Übersicht Dossiers Europäische Union Brexit Der Brexit und die SchweizDie Brexit-Abstimmung Grossbritanniens interessierte in der Schweiz breite Bevölkerungskreise. Viele sind der Meinung, dass die Entscheidung Folgen für die Schweiz sowohl in wirtschaftlicherer als auch in politischer Hinsicht haben wird. Dabei wird der Brexit von knappen Mehrheiten der Schweizer Bevölkerung eher als Chance gesehen – bezüglich der wirtschaftlichen wie auch der politischen Auswirkungen. Man geht mehrheitlich davon aus, dass die Verhandlungsposition der Schweiz der EU gegenüber durch den Brexit gestärkt wurde.
von Paul Ruppen
Die Schweiz steckt in schwierigen Verhandlungen mit der EU. Seit einigen Jahren blockiert die EU die Weiterentwicklung der bilateralen Verträge mit der Forderung nach einem Rahmenabkommen, mittels dessen die Schweiz im Bereiche der bilateralen Verträge die Fortführung des Binnenmarktrechtes übernehmen müsste. Im Streitfall soll der EU-Gerichtshof verbindlich entscheiden können. Eine solche Vorlage hat in der Schweiz vor der stimmberechtigten Bevölkerung allerdings wohl keine Chance. Hinzu kommen die Diskussionen bezüglich der sogenannten Masseneinwanderungsinitiative, die für die EWR-Einwanderung Kontingente und Obergrenzen verlangt. Eine wortgetreue Umsetzung des Verfassungsartikels ist mit den Bilateralen Verträgen I (s. z.B. https://www.eda.admin.ch/dea/en/home/bilaterale-abkommen.html ) nicht verträglich. Die Hoffnungen mancher Schweizerinnen und Schweizer sind in diesem Umfeld zu sehen. Da Gross-Britannien ebenfalls Mühe mit einer als zu gross betrachteten Einwanderung bekundet, in Verhandlungen mit der EU aber als relativ grosser Staat ein viel grösseres Gewicht als die Schweiz hat, wird von manchen Leuten offenbar erhofft, dass Grossbritannien für die Schweiz eine Bresche schlagen wird, so dass sowohl ein möglichst freier Zugang zum EU-EWR-Binnenmarkt verbleibt als auch der politische Spielraum z.B. auf dem Gebiet der Einwanderungspolitik grösser wird.

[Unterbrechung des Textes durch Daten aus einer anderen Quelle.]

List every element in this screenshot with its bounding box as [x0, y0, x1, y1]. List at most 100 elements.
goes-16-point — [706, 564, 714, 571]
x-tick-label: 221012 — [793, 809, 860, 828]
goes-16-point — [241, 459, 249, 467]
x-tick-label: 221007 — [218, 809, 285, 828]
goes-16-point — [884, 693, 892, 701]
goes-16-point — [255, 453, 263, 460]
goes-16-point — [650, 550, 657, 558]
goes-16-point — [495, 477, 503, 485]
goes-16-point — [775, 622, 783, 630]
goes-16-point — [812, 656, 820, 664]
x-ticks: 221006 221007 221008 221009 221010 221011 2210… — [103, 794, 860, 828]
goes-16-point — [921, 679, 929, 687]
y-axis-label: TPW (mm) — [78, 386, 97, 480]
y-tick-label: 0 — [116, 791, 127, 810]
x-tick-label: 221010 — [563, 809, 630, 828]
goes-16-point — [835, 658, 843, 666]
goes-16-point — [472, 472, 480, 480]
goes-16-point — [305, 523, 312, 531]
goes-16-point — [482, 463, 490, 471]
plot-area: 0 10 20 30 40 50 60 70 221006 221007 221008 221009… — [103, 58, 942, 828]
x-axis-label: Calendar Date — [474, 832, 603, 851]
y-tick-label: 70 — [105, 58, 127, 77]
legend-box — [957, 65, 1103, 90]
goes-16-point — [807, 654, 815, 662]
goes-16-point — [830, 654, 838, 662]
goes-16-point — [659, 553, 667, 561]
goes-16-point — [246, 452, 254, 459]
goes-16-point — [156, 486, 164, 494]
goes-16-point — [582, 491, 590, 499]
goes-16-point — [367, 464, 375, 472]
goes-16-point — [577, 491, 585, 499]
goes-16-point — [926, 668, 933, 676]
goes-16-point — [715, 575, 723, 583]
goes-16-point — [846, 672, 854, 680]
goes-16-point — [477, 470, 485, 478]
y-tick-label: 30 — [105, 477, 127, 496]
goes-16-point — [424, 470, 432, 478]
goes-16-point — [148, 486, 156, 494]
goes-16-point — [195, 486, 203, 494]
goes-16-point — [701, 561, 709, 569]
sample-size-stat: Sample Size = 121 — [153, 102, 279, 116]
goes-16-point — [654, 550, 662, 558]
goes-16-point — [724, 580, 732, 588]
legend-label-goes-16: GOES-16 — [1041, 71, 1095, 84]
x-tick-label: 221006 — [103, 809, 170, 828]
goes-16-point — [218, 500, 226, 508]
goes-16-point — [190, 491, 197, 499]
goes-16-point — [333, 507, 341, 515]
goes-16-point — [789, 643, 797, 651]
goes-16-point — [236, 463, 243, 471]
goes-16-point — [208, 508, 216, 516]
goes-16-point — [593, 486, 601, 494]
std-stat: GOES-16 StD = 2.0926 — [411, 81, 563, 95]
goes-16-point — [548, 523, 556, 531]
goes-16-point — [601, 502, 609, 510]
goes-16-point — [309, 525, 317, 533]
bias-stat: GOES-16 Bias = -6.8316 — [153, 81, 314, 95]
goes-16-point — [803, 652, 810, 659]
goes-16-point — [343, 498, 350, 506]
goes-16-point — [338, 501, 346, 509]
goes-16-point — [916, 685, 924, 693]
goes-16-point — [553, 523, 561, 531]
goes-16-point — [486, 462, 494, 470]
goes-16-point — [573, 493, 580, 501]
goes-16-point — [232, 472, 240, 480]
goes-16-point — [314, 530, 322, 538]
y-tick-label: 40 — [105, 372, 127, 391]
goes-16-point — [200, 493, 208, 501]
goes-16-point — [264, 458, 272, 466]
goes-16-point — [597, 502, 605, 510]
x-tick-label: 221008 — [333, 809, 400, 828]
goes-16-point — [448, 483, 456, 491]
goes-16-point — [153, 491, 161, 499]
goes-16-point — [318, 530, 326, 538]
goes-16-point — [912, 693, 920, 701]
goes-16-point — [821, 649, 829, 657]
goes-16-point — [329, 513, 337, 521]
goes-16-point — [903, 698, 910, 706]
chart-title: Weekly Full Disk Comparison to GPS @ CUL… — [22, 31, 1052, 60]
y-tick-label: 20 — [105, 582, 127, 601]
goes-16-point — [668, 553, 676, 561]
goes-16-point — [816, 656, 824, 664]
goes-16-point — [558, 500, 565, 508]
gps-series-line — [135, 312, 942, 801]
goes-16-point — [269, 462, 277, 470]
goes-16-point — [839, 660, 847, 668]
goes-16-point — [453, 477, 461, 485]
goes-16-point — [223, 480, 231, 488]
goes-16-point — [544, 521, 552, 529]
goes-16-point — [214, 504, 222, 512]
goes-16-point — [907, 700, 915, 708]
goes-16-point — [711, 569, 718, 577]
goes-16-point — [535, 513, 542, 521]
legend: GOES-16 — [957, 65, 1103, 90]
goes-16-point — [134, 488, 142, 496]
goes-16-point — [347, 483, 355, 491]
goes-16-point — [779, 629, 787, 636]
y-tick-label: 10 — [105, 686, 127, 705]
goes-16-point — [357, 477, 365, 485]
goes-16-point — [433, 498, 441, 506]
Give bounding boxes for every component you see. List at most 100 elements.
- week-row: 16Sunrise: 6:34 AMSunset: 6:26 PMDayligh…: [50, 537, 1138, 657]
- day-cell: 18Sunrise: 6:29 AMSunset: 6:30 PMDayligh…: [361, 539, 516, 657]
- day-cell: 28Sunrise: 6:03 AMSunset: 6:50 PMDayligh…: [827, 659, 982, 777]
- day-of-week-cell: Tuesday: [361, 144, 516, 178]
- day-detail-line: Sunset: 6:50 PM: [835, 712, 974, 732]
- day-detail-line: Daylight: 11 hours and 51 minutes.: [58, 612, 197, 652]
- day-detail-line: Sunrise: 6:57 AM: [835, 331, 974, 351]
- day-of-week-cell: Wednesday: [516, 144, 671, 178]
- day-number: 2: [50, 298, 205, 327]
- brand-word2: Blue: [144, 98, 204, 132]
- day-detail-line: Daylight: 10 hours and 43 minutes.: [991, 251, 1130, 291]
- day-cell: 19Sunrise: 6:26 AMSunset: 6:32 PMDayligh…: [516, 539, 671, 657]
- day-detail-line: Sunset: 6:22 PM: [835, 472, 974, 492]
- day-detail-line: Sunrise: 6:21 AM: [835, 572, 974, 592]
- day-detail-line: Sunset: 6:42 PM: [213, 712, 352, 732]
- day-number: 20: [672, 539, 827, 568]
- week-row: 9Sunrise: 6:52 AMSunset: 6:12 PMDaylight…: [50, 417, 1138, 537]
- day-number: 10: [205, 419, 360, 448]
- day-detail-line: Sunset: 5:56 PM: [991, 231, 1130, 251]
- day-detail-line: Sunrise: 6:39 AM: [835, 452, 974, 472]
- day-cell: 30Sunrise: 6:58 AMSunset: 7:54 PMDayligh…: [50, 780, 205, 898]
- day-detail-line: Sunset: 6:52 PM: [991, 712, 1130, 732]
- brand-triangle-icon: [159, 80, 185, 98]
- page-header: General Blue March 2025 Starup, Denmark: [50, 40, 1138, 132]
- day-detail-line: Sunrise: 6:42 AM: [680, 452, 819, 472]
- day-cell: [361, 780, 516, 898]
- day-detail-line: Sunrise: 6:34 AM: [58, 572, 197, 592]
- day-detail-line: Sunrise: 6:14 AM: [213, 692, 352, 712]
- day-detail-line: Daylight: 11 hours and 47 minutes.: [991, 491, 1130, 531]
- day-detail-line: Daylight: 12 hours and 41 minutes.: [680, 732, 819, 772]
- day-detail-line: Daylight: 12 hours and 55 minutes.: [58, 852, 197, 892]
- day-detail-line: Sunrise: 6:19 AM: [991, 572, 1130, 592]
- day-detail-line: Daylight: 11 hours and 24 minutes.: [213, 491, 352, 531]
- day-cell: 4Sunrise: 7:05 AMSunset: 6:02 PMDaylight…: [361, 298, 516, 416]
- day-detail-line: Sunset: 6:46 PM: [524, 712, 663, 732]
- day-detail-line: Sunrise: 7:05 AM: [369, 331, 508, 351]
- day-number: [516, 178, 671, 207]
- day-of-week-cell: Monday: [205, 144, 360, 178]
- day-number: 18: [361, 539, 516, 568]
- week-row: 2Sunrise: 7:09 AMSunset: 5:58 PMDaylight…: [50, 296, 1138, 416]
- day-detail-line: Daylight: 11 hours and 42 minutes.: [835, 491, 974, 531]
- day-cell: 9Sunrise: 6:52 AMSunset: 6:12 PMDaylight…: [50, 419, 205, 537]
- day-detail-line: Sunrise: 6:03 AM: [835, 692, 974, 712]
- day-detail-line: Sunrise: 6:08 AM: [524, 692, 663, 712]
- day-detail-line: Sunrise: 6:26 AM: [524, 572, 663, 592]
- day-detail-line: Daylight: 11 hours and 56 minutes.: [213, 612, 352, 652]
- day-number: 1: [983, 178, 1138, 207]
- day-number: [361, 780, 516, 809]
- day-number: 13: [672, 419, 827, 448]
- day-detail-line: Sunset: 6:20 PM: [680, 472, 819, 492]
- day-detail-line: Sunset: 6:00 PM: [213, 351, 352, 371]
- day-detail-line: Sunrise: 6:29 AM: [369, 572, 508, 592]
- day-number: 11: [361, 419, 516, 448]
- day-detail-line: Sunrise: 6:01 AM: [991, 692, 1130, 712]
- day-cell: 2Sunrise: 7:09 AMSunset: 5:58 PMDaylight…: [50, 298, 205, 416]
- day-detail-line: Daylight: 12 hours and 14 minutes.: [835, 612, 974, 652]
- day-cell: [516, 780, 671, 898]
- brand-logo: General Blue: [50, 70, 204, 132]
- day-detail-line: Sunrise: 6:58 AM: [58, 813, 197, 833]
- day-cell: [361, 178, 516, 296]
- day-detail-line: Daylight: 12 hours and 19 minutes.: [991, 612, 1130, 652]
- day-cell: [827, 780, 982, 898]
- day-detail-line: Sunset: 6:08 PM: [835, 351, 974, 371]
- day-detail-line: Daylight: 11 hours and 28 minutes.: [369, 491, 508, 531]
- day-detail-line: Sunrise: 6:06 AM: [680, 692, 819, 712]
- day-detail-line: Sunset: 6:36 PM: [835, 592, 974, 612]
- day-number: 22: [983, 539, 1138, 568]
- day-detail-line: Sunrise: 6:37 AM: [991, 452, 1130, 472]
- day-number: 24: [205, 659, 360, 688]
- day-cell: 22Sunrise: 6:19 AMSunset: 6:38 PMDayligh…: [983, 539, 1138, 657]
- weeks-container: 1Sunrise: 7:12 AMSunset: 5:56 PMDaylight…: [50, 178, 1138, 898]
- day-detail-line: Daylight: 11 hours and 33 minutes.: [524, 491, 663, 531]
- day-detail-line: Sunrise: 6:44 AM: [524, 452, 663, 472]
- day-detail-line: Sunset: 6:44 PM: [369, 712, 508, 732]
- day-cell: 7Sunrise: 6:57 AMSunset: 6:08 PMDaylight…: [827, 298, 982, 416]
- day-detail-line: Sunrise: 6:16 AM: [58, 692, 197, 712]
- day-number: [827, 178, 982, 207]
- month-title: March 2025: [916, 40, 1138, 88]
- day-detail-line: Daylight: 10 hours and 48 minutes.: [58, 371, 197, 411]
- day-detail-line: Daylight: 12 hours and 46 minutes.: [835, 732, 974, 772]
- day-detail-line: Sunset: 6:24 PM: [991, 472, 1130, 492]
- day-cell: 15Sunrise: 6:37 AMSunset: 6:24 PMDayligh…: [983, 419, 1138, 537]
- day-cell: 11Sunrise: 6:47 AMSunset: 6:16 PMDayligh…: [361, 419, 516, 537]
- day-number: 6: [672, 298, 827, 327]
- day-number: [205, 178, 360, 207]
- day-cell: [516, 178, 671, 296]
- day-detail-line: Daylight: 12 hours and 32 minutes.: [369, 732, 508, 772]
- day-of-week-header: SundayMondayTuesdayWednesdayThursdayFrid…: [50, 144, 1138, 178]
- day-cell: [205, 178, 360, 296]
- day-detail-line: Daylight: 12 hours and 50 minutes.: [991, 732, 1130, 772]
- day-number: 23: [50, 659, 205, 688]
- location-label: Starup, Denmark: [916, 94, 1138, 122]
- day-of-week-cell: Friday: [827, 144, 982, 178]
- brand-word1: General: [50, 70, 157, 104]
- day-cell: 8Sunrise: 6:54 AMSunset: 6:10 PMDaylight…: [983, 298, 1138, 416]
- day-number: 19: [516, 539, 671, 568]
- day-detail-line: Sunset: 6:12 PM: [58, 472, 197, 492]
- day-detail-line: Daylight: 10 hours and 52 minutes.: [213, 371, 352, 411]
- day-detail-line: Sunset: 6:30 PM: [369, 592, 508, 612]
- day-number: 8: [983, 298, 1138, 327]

Die Geschäftswelt, die politischen „Eliten“ und die euronationalen Medien sehen dagegen eher die kurzfristigen Nachteile des Brexits. Sie fürchten oder geben vor zu befürchten, dass die EU in den Verhandlungen nun erst recht unflexibel reagiere – vor allem auch, um in Hinblick auf die Brexit-Verhandlungen mit Grossbritannien nicht Präzedenzfälle zu schaffen. Auch die kurzfristigen wirtschaftlichen Folgen werden negativ eingeschätzt. Die historisch tiefen Zinsen blieben noch länger tief, da der Franken wegen des schwächelnden Pfundes und der Unsicherheiten des Brexits sowie dessen Auswirkungen auf die Entwicklung der EU gestärkt würde. Negativzinsen würden deshalb in der Schweiz noch länger zum Alltag gehören werden. Befürchtet werden deshalb Einbussen für Sparer und Pensionskassen und für all jene Unternehmen, die aufgrund ihres Geschäfts hohe Bargeldbestände halten müssen. Der starke Franken hat gemäss diesen Befürchtungen Einbussen im Export und im Tourismus zur Folge. Grossbritannien ist Abnehmer von 6 Prozent der Schweizer Exporte. Sie werden auf Grund des Sinkens des Pfundes für Briten teurer. Auch Ferien in den Schweizer Bergen werden für Briten teurer – was die Tourismusindustrie der Schweiz, die nach langen Boomjahren kleinere Brötchen backen muss, nicht erfreut.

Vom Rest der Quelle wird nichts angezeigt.